Cryptocurrency protocol Lido Finance has seen its total value locked (TVL) rise by over 20% since January, and now stands at over 6 million ether (ETH) - equivalent to more than $12 billion. Liquid staking is a popular method facilitated by Lido and other protocols to allow users to receive a derivative token as proof of their deposit from Ethereum. This derivative token can in turn be used as collateral within the DeFi ecosystem, enabling them to earn additional yields beyond what Ethereum staking alone provides.

Last week, the Shapella upgrade was enabled allowing for proof-of-stake withdraws on the Ethereum network, a development which has been thought to benefit liquid staking more than other staking methods. Charmyn Ho, Head of Crypto Insights at Bybit, commented that liquid staked tokens offer a form of capital efficiency and flexibility that other staked tokens do not, as users can both earn staking rewards while maintaining the ability to move their funds.

The costs and complexity associated with running a validator node which requires a minimum stake of 32 ETH ($64,000) mean that an increasing number of users are choosing to use staking providers instead.
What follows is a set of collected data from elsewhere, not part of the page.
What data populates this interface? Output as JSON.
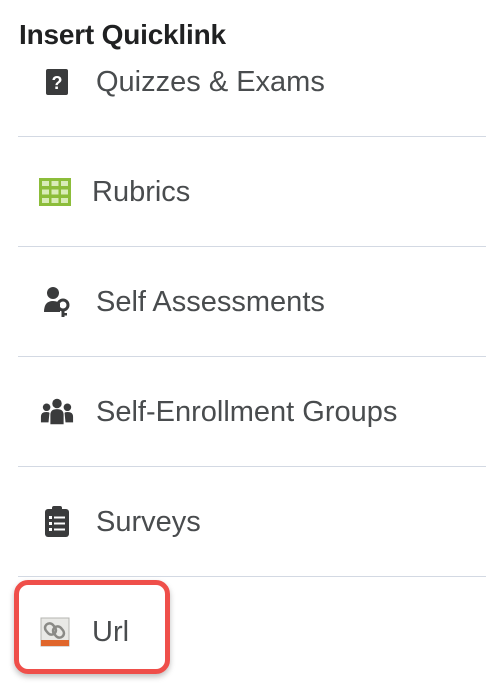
{
  "dialog": {
    "title": "Insert Quicklink"
  },
  "items": [
    {
      "label": "Quizzes & Exams",
      "icon": "quiz-icon"
    },
    {
      "label": "Rubrics",
      "icon": "rubric-grid-icon"
    },
    {
      "label": "Self Assessments",
      "icon": "self-assessment-icon"
    },
    {
      "label": "Self-Enrollment Groups",
      "icon": "groups-icon"
    },
    {
      "label": "Surveys",
      "icon": "clipboard-list-icon"
    },
    {
      "label": "Url",
      "icon": "url-link-icon"
    }
  ],
  "colors": {
    "text": "#494c4e",
    "title": "#202122",
    "divider": "#d3d9e3",
    "highlight": "#ef4f4a",
    "rubric_green": "#8cbd3a",
    "icon_dark": "#3a3b3c"
  }
}
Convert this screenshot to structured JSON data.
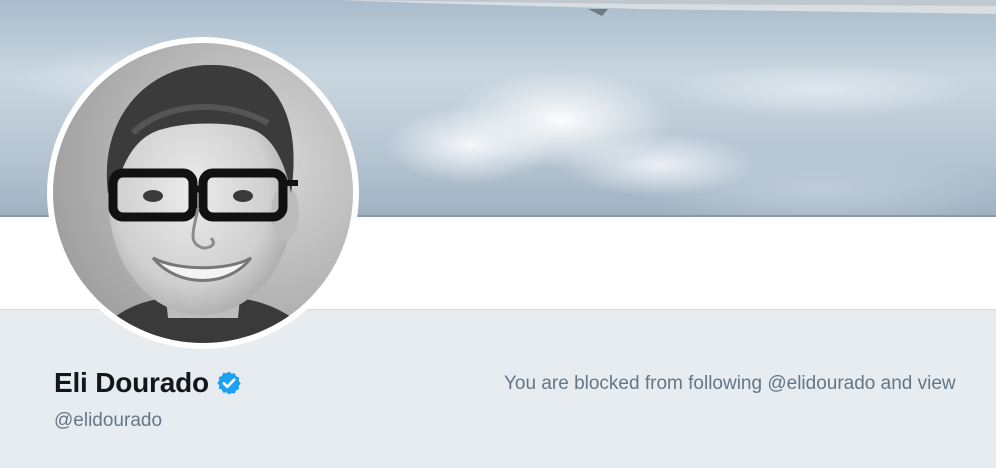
{
  "profile": {
    "display_name": "Eli Dourado",
    "handle": "@elidourado",
    "verified": true,
    "verified_icon": "verified-badge-icon",
    "blocked_message": "You are blocked from following @elidourado and view"
  },
  "colors": {
    "background": "#e6ecf0",
    "name": "#14171a",
    "secondary_text": "#657786",
    "verified_blue": "#1da1f2"
  }
}
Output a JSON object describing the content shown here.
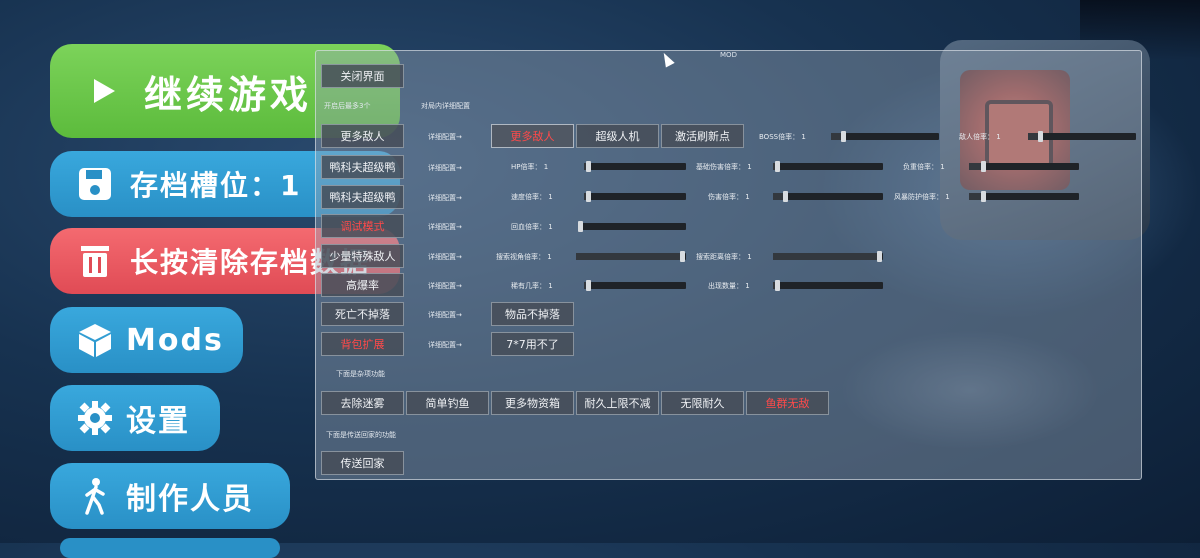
{
  "main_menu": {
    "continue": "继续游戏",
    "save_slot": "存档槽位：1",
    "delete_save": "长按清除存档数据",
    "mods": "Mods",
    "settings": "设置",
    "credits": "制作人员"
  },
  "mod_panel": {
    "title": "MOD",
    "close": "关闭界面",
    "section_top": "开启后最多3个",
    "section_top2": "对局内详细配置",
    "detail_config": "详细配置→",
    "rows": [
      {
        "button": "更多敌人",
        "button_red": false
      },
      {
        "button": "鸭科夫超级鸭",
        "button_red": false
      },
      {
        "button": "鸭科夫超级鸭",
        "button_red": false
      },
      {
        "button": "调试模式",
        "button_red": true
      },
      {
        "button": "少量特殊敌人",
        "button_red": false
      },
      {
        "button": "高爆率",
        "button_red": false
      },
      {
        "button": "死亡不掉落",
        "button_red": false
      },
      {
        "button": "背包扩展",
        "button_red": true
      }
    ],
    "row0_buttons": [
      "更多敌人",
      "超级人机",
      "激活刷新点"
    ],
    "row6_button": "物品不掉落",
    "row7_button": "7*7用不了",
    "sliders": {
      "boss": {
        "label": "BOSS倍率：",
        "value": "1"
      },
      "enemy": {
        "label": "敌人倍率：",
        "value": "1"
      },
      "hp": {
        "label": "HP倍率：",
        "value": "1"
      },
      "base_dmg": {
        "label": "基础伤害倍率：",
        "value": "1"
      },
      "weight": {
        "label": "负重倍率：",
        "value": "1"
      },
      "speed": {
        "label": "速度倍率：",
        "value": "1"
      },
      "damage": {
        "label": "伤害倍率：",
        "value": "1"
      },
      "storm": {
        "label": "风暴防护倍率：",
        "value": "1"
      },
      "regen": {
        "label": "回血倍率：",
        "value": "1"
      },
      "search_angle": {
        "label": "搜索视角倍率：",
        "value": "1"
      },
      "search_dist": {
        "label": "搜索距离倍率：",
        "value": "1"
      },
      "rare": {
        "label": "稀有几率：",
        "value": "1"
      },
      "spawn_count": {
        "label": "出现数量：",
        "value": "1"
      }
    },
    "section_bottom": "下面是杂项功能",
    "bottom_buttons": [
      "去除迷雾",
      "简单钓鱼",
      "更多物资箱",
      "耐久上限不减",
      "无限耐久",
      "鱼群无敌"
    ],
    "section_teleport": "下面是传送回家的功能",
    "teleport": "传送回家"
  },
  "colors": {
    "continue": "#6cc84a",
    "save": "#2f9dd3",
    "delete": "#eb5a63"
  }
}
Robert Ellison of Allnodes believes that some users could be enticed to switch to liquid staking protocols as they offer entry requirements below the minimum of 32 ETH.

At present, Lido commands approximately 30% of the market share when it comes to liquid staking derivatives, according to data from Dragonfly Capital. With more access to this form of staking now available since the Shapella upgrade, its market share could be seen to increase further.